Mistake 4 β€” Two-heap: adding to wrong heap first

// BUG β€” adding to minHeap first can violate the ordering invariant
minHeap.offer(num);
maxHeap.offer(minHeap.poll());  // this doesn't guarantee maxHeap.peek() ≀ minHeap.peek()

// CORRECT β€” always add to maxHeap (lower half) first, then fix
maxHeap.offer(num);
if (!minHeap.isEmpty() && maxHeap.peek() > minHeap.peek())
    minHeap.offer(maxHeap.poll());   // move oversized element up

Mistake 5 β€” Null pointer in merge K lists (not checking null before push)

// BUG β€” pushing null node into heap crashes on comparison
for (ListNode node : lists) minHeap.offer(node);  // some may be null!

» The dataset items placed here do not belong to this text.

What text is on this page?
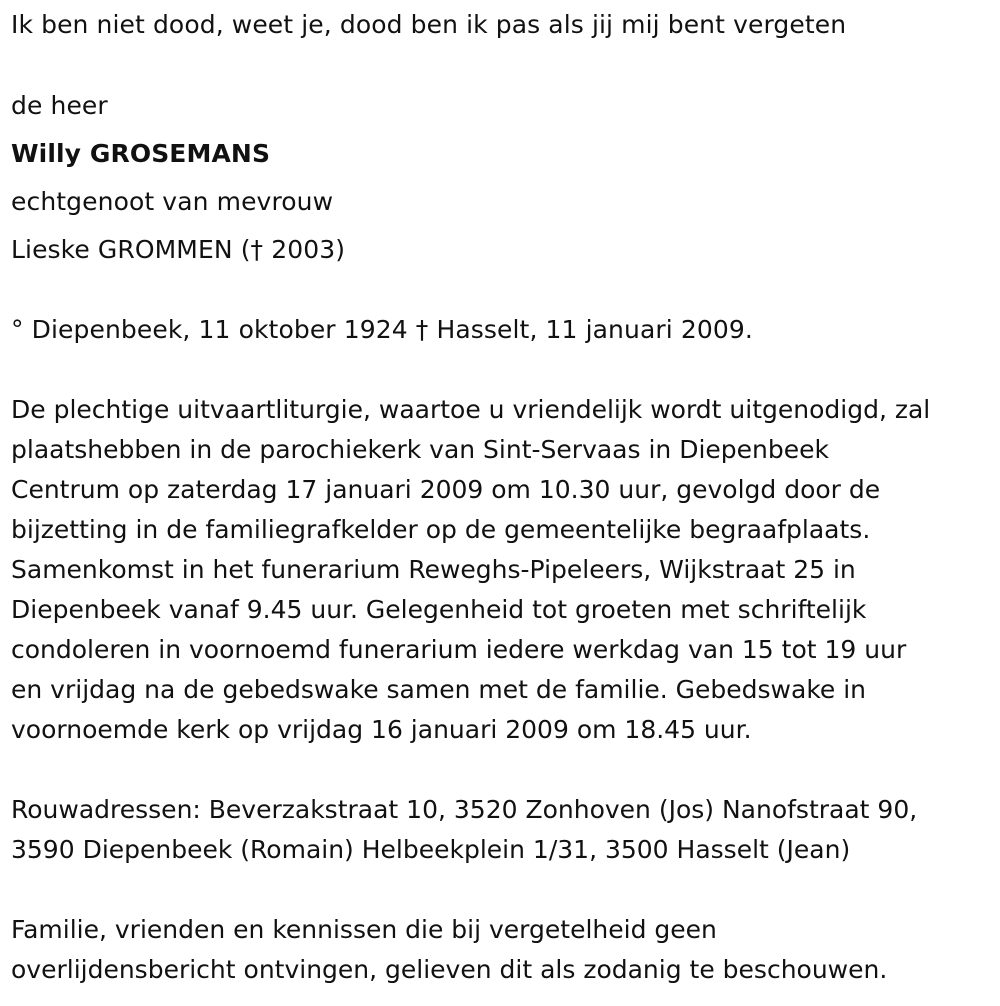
Ik ben niet dood, weet je, dood ben ik pas als jij mij bent vergeten
de heer
Willy GROSEMANS
echtgenoot van mevrouw
Lieske GROMMEN († 2003)
° Diepenbeek, 11 oktober 1924 † Hasselt, 11 januari 2009.
De plechtige uitvaartliturgie, waartoe u vriendelijk wordt uitgenodigd, zal
plaatshebben in de parochiekerk van Sint-Servaas in Diepenbeek
Centrum op zaterdag 17 januari 2009 om 10.30 uur, gevolgd door de
bijzetting in de familiegrafkelder op de gemeentelijke begraafplaats.
Samenkomst in het funerarium Reweghs-Pipeleers, Wijkstraat 25 in
Diepenbeek vanaf 9.45 uur. Gelegenheid tot groeten met schriftelijk
condoleren in voornoemd funerarium iedere werkdag van 15 tot 19 uur
en vrijdag na de gebedswake samen met de familie. Gebedswake in
voornoemde kerk op vrijdag 16 januari 2009 om 18.45 uur.
Rouwadressen: Beverzakstraat 10, 3520 Zonhoven (Jos) Nanofstraat 90,
3590 Diepenbeek (Romain) Helbeekplein 1/31, 3500 Hasselt (Jean)
Familie, vrienden en kennissen die bij vergetelheid geen
overlijdensbericht ontvingen, gelieven dit als zodanig te beschouwen.
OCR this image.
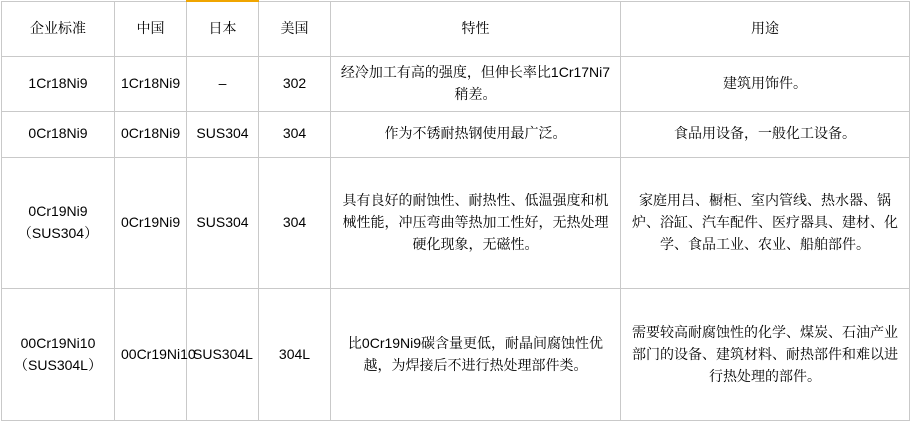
企业标准	中国	日本	美国	特性	用途
1Cr18Ni9	1Cr18Ni9	–	302	经冷加工有高的强度，但伸长率比1Cr17Ni7稍差。	建筑用饰件。
0Cr18Ni9	0Cr18Ni9	SUS304	304	作为不锈耐热钢使用最广泛。	食品用设备，一般化工设备。
0Cr19Ni9（SUS304）	0Cr19Ni9	SUS304	304	具有良好的耐蚀性、耐热性、低温强度和机械性能，冲压弯曲等热加工性好，无热处理硬化现象，无磁性。	家庭用吕、橱柜、室内管线、热水器、锅炉、浴缸、汽车配件、医疗器具、建材、化学、食品工业、农业、船舶部件。
00Cr19Ni10（SUS304L）	00Cr19Ni10	SUS304L	304L	比0Cr19Ni9碳含量更低，耐晶间腐蚀性优越，为焊接后不进行热处理部件类。	需要较高耐腐蚀性的化学、煤炭、石油产业部门的设备、建筑材料、耐热部件和难以进行热处理的部件。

// FIX β€” null check before offering
for (ListNode node : lists)
    if (node != null) minHeap.offer(node);
// Also after poll: if (node.next != null) minHeap.offer(node.next);

Mistake 6 β€” heap.remove() is O(n) β€” avoid in tight loops

// WARNING β€” PriorityQueue.remove(element) is O(n) not O(log n)
// For sliding window median with large windows, this causes TLE

// FIX β€” use lazy deletion with a separate "to-remove" map
Map<Integer, Integer> toRemove = new HashMap<>();
// When element should be removed, mark it; skip it when it comes to top
while (!maxHeap.isEmpty() && toRemove.getOrDefault(maxHeap.peek(), 0) > 0) {
    toRemove.merge(maxHeap.poll(), -1, Integer::sum);
}

9. Complexity summary

Problem Time Space Notes
Kth Largest / Smallest O(n log k) O(k) heap of size k
Top K Frequent O(n log k) O(n) freq map + heap
K Closest Points O(n log k) O(k) distance comparator
Find K Closest Elements O(log n + k) O(k) binary search + expansion
Merge K Sorted Lists O(n log k) O(k) n total nodes, k lists
Kth Smallest in Matrix O(k log k) O(k) row-pointer heap
Find Median from Stream O(log n) per add, O(1) query O(n) two heaps
Sliding Window Median O(n log k) O(k) lazy deletion variant
Task Scheduler O(n log 26) = O(n) O(26) = O(1) at most 26 unique tasks
Reorganize String O(n log 26) = O(n) O(26) = O(1) same as task scheduler
IPO O(n log n) O(n) sort + heap
Course Scheduler 3 O(n log n) O(n) sort by deadline + heap
K Pairs Smallest Sums O(k log k) O(k) bounded expansion
Smallest Range K Lists O(n log k) O(k) n total elements
Design Twitter O(k log k) per getNewsFeed O(follows + tweets) per-user heap

General rules:

  • Heap gives O(log n) insert/delete, O(1) peek.
  • For top-k problems: O(n log k) beats O(n log n) sort when k << n.
  • Two-heap median: O(log n) per operation β€” best possible for streaming median.
  • PriorityQueue.remove(element) is O(n) β€” use lazy deletion for sliding window.
  • Heap space is O(k) for top-k problems, O(n) for two-heap median.

Heap is the backbone of streaming and top-k problems in FAANG interviews. Master the "min-heap for Kth largest" trick and the two-heap median β€” they cover 70% of heap problems.